友吉鶴心(薩摩琵琶奏者) ・〔にっぽんの音〕 能楽師狂言方 大藏基誠
友吉鶴心さんは1965年東京浅草出身。 明治生まれの祖父の影響で幼少から様々な伝統芸能を学ぶ。 日本舞踊、三味線、お花、お琴、お香、書、鼓、狂言、などで自分が好きでした。 常磐津、義太夫、清本、長唄などもやりました。 1987年(22歳)薩摩琵琶奏者の鶴田錦史さんに入門、演奏活動を始める。 今年はプロバスケットボールBリーグの試合でもオープニングで演奏しました。 チームの紹介をするわけですが、名前を言うだけでファンの歓声が凄かったです。

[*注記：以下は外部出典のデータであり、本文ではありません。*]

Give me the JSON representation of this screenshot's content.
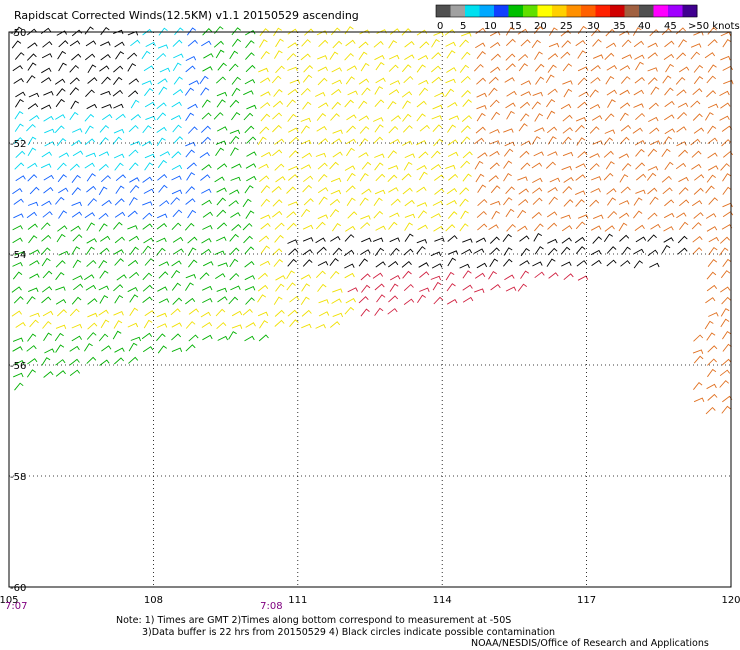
{
  "header": {
    "title": "Rapidscat Corrected Winds(12.5KM) v1.1 20150529 ascending"
  },
  "legend": {
    "labels": [
      "0",
      "5",
      "10",
      "15",
      "20",
      "25",
      "30",
      "35",
      "40",
      "45",
      ">50 knots"
    ],
    "colors": [
      "#505050",
      "#a0a0a0",
      "#00e0f0",
      "#00a8ff",
      "#1040ff",
      "#00c000",
      "#60e000",
      "#ffff00",
      "#ffd000",
      "#ff9000",
      "#ff6000",
      "#ff2000",
      "#d00000",
      "#a06040",
      "#505050",
      "#ff00ff",
      "#a000ff",
      "#400090"
    ]
  },
  "footer": {
    "note_line1": "Note: 1) Times are GMT 2)Times along bottom correspond to measurement at -50S",
    "note_line2": "3)Data buffer is 22 hrs from 20150529 4) Black circles indicate possible contamination",
    "credit": "NOAA/NESDIS/Office of Research and Applications"
  },
  "chart_data": {
    "type": "wind_barb_map",
    "x_ticks": [
      "105",
      "108",
      "111",
      "114",
      "117",
      "120"
    ],
    "y_ticks": [
      "-50",
      "-52",
      "-54",
      "-56",
      "-58",
      "-60"
    ],
    "xlim": [
      105,
      120
    ],
    "ylim": [
      -60,
      -50
    ],
    "grid": true,
    "time_labels": [
      {
        "text": "7:07",
        "x": 105
      },
      {
        "text": "7:08",
        "x": 110.3
      }
    ],
    "speed_bins_knots": [
      0,
      5,
      10,
      15,
      20,
      25,
      30,
      35,
      40,
      45,
      50
    ]
  }
}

戦国時代薩摩地方(現在の鹿児島)で武士の教育をするために、琵琶と竹の笛のどちらかをやらないといけないという教育をしていました。 (島津家) 琵琶も 音楽的なメロディーを弾くというよりも、唄う事、語る事が中心です。 私の家は父方も母方も薩摩琵琶の奏者でした。 幕末から明治にかけて凄く流行るんです。 その時に曾祖父が始めるんですね。 母方は琵琶を教える人でした。 父方が友吉鶴心で母方が山口速水でした。 薩摩琵琶と言う言葉は明治14年なんです。(薩摩では単に琵琶と言っていた。) 明治14年に明治天皇が東京に下った時に、島津公が大きなパーティーをやって、琵琶の名手二人に御前演奏をさせる。 明治天皇が素晴らしいと言って、琵琶ですと言ったら、薩摩琵琶かといって薩摩琵琶と言う言葉が生まれました。

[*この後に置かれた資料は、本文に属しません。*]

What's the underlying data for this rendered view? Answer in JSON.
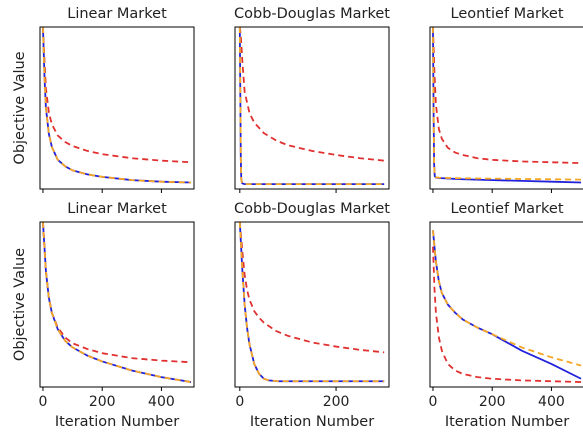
{
  "colors": {
    "blue": "#2222dd",
    "orange": "#f5a623",
    "red": "#e03030",
    "axis": "#000000"
  },
  "chart_data": [
    {
      "type": "line",
      "title": "Linear Market",
      "ylabel": "Objective Value",
      "xlabel": "",
      "xlim": [
        -10,
        510
      ],
      "ylim": [
        0,
        1
      ],
      "xticks": [],
      "y_ticks_shown": false,
      "grid": false,
      "series": [
        {
          "color": "#e03030",
          "style": "dashed",
          "x": [
            0,
            5,
            10,
            20,
            30,
            50,
            75,
            100,
            150,
            200,
            300,
            400,
            500
          ],
          "y": [
            1.0,
            0.8,
            0.62,
            0.47,
            0.4,
            0.33,
            0.29,
            0.265,
            0.235,
            0.215,
            0.19,
            0.175,
            0.165
          ]
        },
        {
          "color": "#2222dd",
          "style": "solid",
          "x": [
            0,
            5,
            10,
            20,
            30,
            50,
            75,
            100,
            150,
            200,
            300,
            400,
            500
          ],
          "y": [
            1.0,
            0.7,
            0.5,
            0.34,
            0.26,
            0.18,
            0.14,
            0.115,
            0.09,
            0.075,
            0.055,
            0.045,
            0.04
          ]
        },
        {
          "color": "#f5a623",
          "style": "dashed",
          "x": [
            0,
            5,
            10,
            20,
            30,
            50,
            75,
            100,
            150,
            200,
            300,
            400,
            500
          ],
          "y": [
            1.0,
            0.7,
            0.5,
            0.34,
            0.26,
            0.18,
            0.14,
            0.115,
            0.09,
            0.075,
            0.055,
            0.045,
            0.04
          ]
        }
      ]
    },
    {
      "type": "line",
      "title": "Cobb-Douglas Market",
      "ylabel": "",
      "xlabel": "",
      "xlim": [
        -10,
        310
      ],
      "ylim": [
        0,
        1
      ],
      "xticks": [],
      "y_ticks_shown": false,
      "grid": false,
      "series": [
        {
          "color": "#e03030",
          "style": "dashed",
          "x": [
            0,
            2,
            5,
            10,
            20,
            30,
            50,
            75,
            100,
            150,
            200,
            250,
            300
          ],
          "y": [
            1.0,
            0.95,
            0.8,
            0.6,
            0.47,
            0.41,
            0.345,
            0.3,
            0.27,
            0.235,
            0.21,
            0.19,
            0.175
          ]
        },
        {
          "color": "#2222dd",
          "style": "solid",
          "x": [
            0,
            1,
            2,
            3,
            5,
            10,
            50,
            100,
            200,
            300
          ],
          "y": [
            1.0,
            0.6,
            0.2,
            0.06,
            0.035,
            0.03,
            0.03,
            0.03,
            0.03,
            0.03
          ]
        },
        {
          "color": "#f5a623",
          "style": "dashed",
          "x": [
            0,
            1,
            2,
            3,
            5,
            10,
            50,
            100,
            200,
            300
          ],
          "y": [
            1.0,
            0.6,
            0.2,
            0.06,
            0.035,
            0.03,
            0.03,
            0.03,
            0.03,
            0.03
          ]
        }
      ]
    },
    {
      "type": "line",
      "title": "Leontief Market",
      "ylabel": "",
      "xlabel": "",
      "xlim": [
        -10,
        510
      ],
      "ylim": [
        0,
        1
      ],
      "xticks": [],
      "y_ticks_shown": false,
      "grid": false,
      "series": [
        {
          "color": "#e03030",
          "style": "dashed",
          "x": [
            0,
            5,
            10,
            20,
            30,
            50,
            75,
            100,
            150,
            200,
            300,
            400,
            500
          ],
          "y": [
            1.0,
            0.72,
            0.52,
            0.37,
            0.31,
            0.255,
            0.225,
            0.21,
            0.19,
            0.18,
            0.17,
            0.165,
            0.16
          ]
        },
        {
          "color": "#2222dd",
          "style": "solid",
          "x": [
            0,
            2,
            4,
            6,
            10,
            20,
            50,
            100,
            200,
            300,
            400,
            500
          ],
          "y": [
            1.0,
            0.5,
            0.15,
            0.08,
            0.07,
            0.068,
            0.065,
            0.06,
            0.055,
            0.05,
            0.045,
            0.04
          ]
        },
        {
          "color": "#f5a623",
          "style": "dashed",
          "x": [
            0,
            2,
            4,
            6,
            10,
            20,
            50,
            100,
            200,
            300,
            400,
            500
          ],
          "y": [
            1.0,
            0.5,
            0.15,
            0.08,
            0.072,
            0.07,
            0.068,
            0.066,
            0.064,
            0.062,
            0.06,
            0.058
          ]
        }
      ]
    },
    {
      "type": "line",
      "title": "Linear Market",
      "ylabel": "Objective Value",
      "xlabel": "Iteration Number",
      "xlim": [
        -10,
        510
      ],
      "ylim": [
        0,
        1
      ],
      "xticks": [
        0,
        200,
        400
      ],
      "y_ticks_shown": false,
      "grid": false,
      "series": [
        {
          "color": "#e03030",
          "style": "dashed",
          "x": [
            0,
            5,
            10,
            20,
            30,
            50,
            75,
            100,
            150,
            200,
            300,
            400,
            500
          ],
          "y": [
            1.0,
            0.85,
            0.7,
            0.54,
            0.45,
            0.36,
            0.3,
            0.265,
            0.23,
            0.205,
            0.175,
            0.16,
            0.15
          ]
        },
        {
          "color": "#2222dd",
          "style": "solid",
          "x": [
            0,
            5,
            10,
            20,
            30,
            50,
            75,
            100,
            150,
            200,
            300,
            400,
            500
          ],
          "y": [
            1.0,
            0.85,
            0.7,
            0.54,
            0.45,
            0.35,
            0.28,
            0.24,
            0.19,
            0.155,
            0.1,
            0.06,
            0.03
          ]
        },
        {
          "color": "#f5a623",
          "style": "dashed",
          "x": [
            0,
            5,
            10,
            20,
            30,
            50,
            75,
            100,
            150,
            200,
            300,
            400,
            500
          ],
          "y": [
            1.0,
            0.85,
            0.7,
            0.54,
            0.45,
            0.35,
            0.28,
            0.24,
            0.19,
            0.155,
            0.1,
            0.06,
            0.03
          ]
        }
      ]
    },
    {
      "type": "line",
      "title": "Cobb-Douglas Market",
      "ylabel": "",
      "xlabel": "Iteration Number",
      "xlim": [
        -10,
        310
      ],
      "ylim": [
        0,
        1
      ],
      "xticks": [
        0,
        200
      ],
      "y_ticks_shown": false,
      "grid": false,
      "series": [
        {
          "color": "#e03030",
          "style": "dashed",
          "x": [
            0,
            5,
            10,
            15,
            20,
            30,
            40,
            50,
            75,
            100,
            150,
            200,
            250,
            300
          ],
          "y": [
            1.0,
            0.83,
            0.68,
            0.59,
            0.53,
            0.46,
            0.42,
            0.39,
            0.34,
            0.31,
            0.27,
            0.245,
            0.225,
            0.21
          ]
        },
        {
          "color": "#2222dd",
          "style": "solid",
          "x": [
            0,
            5,
            10,
            15,
            20,
            30,
            40,
            50,
            60,
            80,
            100,
            200,
            300
          ],
          "y": [
            1.0,
            0.72,
            0.5,
            0.36,
            0.26,
            0.14,
            0.08,
            0.05,
            0.04,
            0.035,
            0.035,
            0.035,
            0.035
          ]
        },
        {
          "color": "#f5a623",
          "style": "dashed",
          "x": [
            0,
            5,
            10,
            15,
            20,
            30,
            40,
            50,
            60,
            80,
            100,
            200,
            300
          ],
          "y": [
            1.0,
            0.72,
            0.5,
            0.36,
            0.26,
            0.14,
            0.08,
            0.05,
            0.04,
            0.035,
            0.035,
            0.035,
            0.035
          ]
        }
      ]
    },
    {
      "type": "line",
      "title": "Leontief Market",
      "ylabel": "",
      "xlabel": "Iteration Number",
      "xlim": [
        -10,
        510
      ],
      "ylim": [
        0,
        1
      ],
      "xticks": [
        0,
        200,
        400
      ],
      "y_ticks_shown": false,
      "grid": false,
      "series": [
        {
          "color": "#e03030",
          "style": "dashed",
          "x": [
            0,
            5,
            10,
            20,
            30,
            50,
            75,
            100,
            150,
            200,
            300,
            400,
            500
          ],
          "y": [
            0.85,
            0.6,
            0.45,
            0.3,
            0.22,
            0.14,
            0.1,
            0.08,
            0.06,
            0.05,
            0.04,
            0.035,
            0.03
          ]
        },
        {
          "color": "#2222dd",
          "style": "solid",
          "x": [
            0,
            5,
            10,
            20,
            30,
            50,
            75,
            100,
            150,
            200,
            300,
            400,
            500
          ],
          "y": [
            0.95,
            0.85,
            0.76,
            0.64,
            0.57,
            0.5,
            0.45,
            0.41,
            0.36,
            0.32,
            0.22,
            0.14,
            0.05
          ]
        },
        {
          "color": "#f5a623",
          "style": "dashed",
          "x": [
            0,
            5,
            10,
            20,
            30,
            50,
            75,
            100,
            150,
            200,
            300,
            400,
            500
          ],
          "y": [
            0.95,
            0.85,
            0.76,
            0.64,
            0.57,
            0.5,
            0.45,
            0.41,
            0.36,
            0.32,
            0.24,
            0.18,
            0.13
          ]
        }
      ]
    }
  ]
}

今は琵琶屋さんは都内に一軒しかありませんが、明治、大正、昭和の第二次世界大戦の前までは45軒ぐらいありました。 海軍は宮崎出身者が多くて、みんな琵琶をやっているので、琵琶がかっこいいという事で広がって行きました。 東京ぽい節回しになって、芸能として錦心流ができて傾倒していきます。 琵琶のボディーに半月とか丸いお月様がついていて、月を崇拝する国、(中東)で作られて、シルククロードを経て、琵琶が仏教と一緒に日本にやってきたと推測されています。 糸は今でも絹の糸です。

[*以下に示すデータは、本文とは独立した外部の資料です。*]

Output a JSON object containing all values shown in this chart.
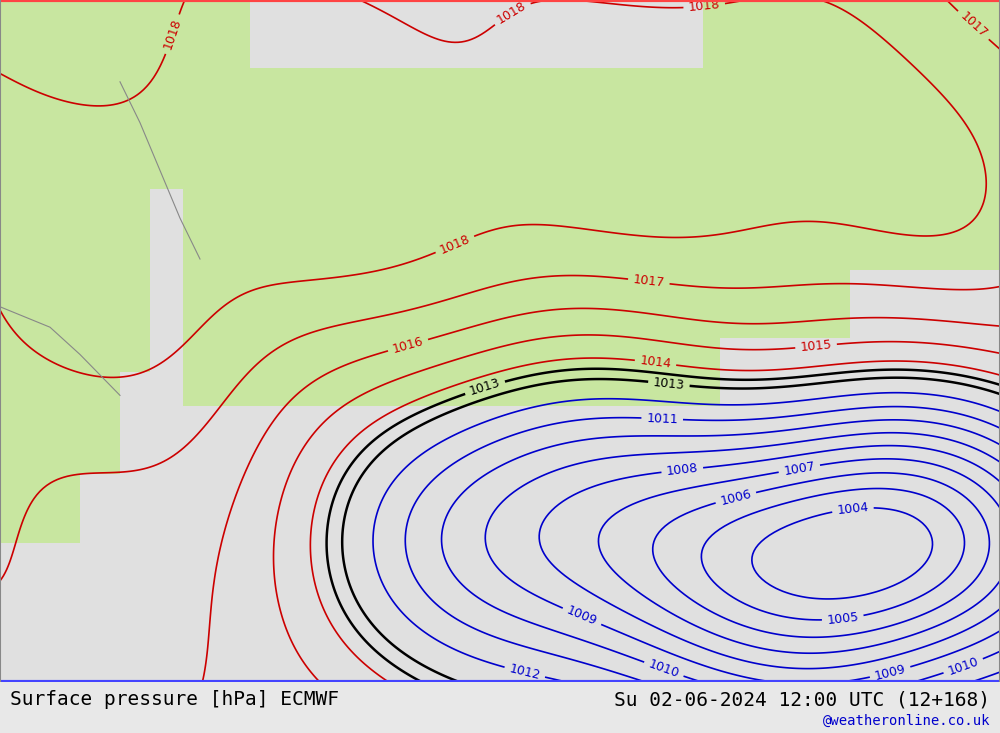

雅楽琵琶、盲僧琵琶、平家琵琶、薩摩琵琶、筑前琵琶(薩摩琵琶と三味線とミックス 女性用)の5つが大きな流れとして伝わっています。 それぞれ素材から違います。 平家琵琶は雅楽琵琶と盲僧琵琶を足して生まれたものです。 持ってきた楽器は120~130年ぐらい経っています。 関ヶ原のころに植えられたものを江戸時代に伐採されて、天然の乾かしが入って朽ち果てた木をそぎ落として、なかの芯の桑の木でつくられたものです。 大正、昭和の大名人と言われた大館 洲楓先生がこの楽器を発注して作て頂きました。 それを今私が預かっているという状態です。
*祇園精舎 演奏
私の師匠は鶴田錦史です。 鶴田流です。 女性ですが怖かったです。 悲しいところを悲しそうに歌うと駄目だというんです。 もっと朗々と歌えと言うんです。 私は死のうとしてる人を跨いでここまで生きて来た。(戦時中) 助けてと言うのを自分の命を優先してしまったから生涯その言葉は耳に残っている。 悲しさを越えている。 あんたたちは悲しさなんて判らないと、いつも言っていました。 聞いてくれる人が100人居たら100人の悲しさに音曲が落ち込めば、心の中に入れば、100人の悲しさがある。 役の人の悲しさとドラマの聞いた方の悲しさとがあいまった時に悲しさは広がるのではないかと言うのが師匠の考えでした。
鶴田 錦史師匠は1911年北海道の生まれで、13歳のころから演奏活動をはじめて、1967年に武満徹に見いだされて、『ノヴェンバー・ステップス』にて琵琶奏者として世界デビューを果たす。 世界のコンサートホールで100回以上演奏をしています。 琵琶での風の音、波の音、擦る音、など鶴田 錦史と武満徹先生の考案した奏法です。 稽古ではカセットテープをとって、それが今は宝の山になっています。 糸の具合とさわりでどれだけ稽古をしてきたのか判ります。 うちの師匠の凄いところは人前では絶対褒めるんです。 あんた私よりうまくならないと駄目よといつも言っていました。 弟子が上手くできないような師匠では師匠ではない、と常に言っていました。
日本の音とは、日本人が持っている感性じゃないですかね。 感性が表現された音が日本の音だと思います。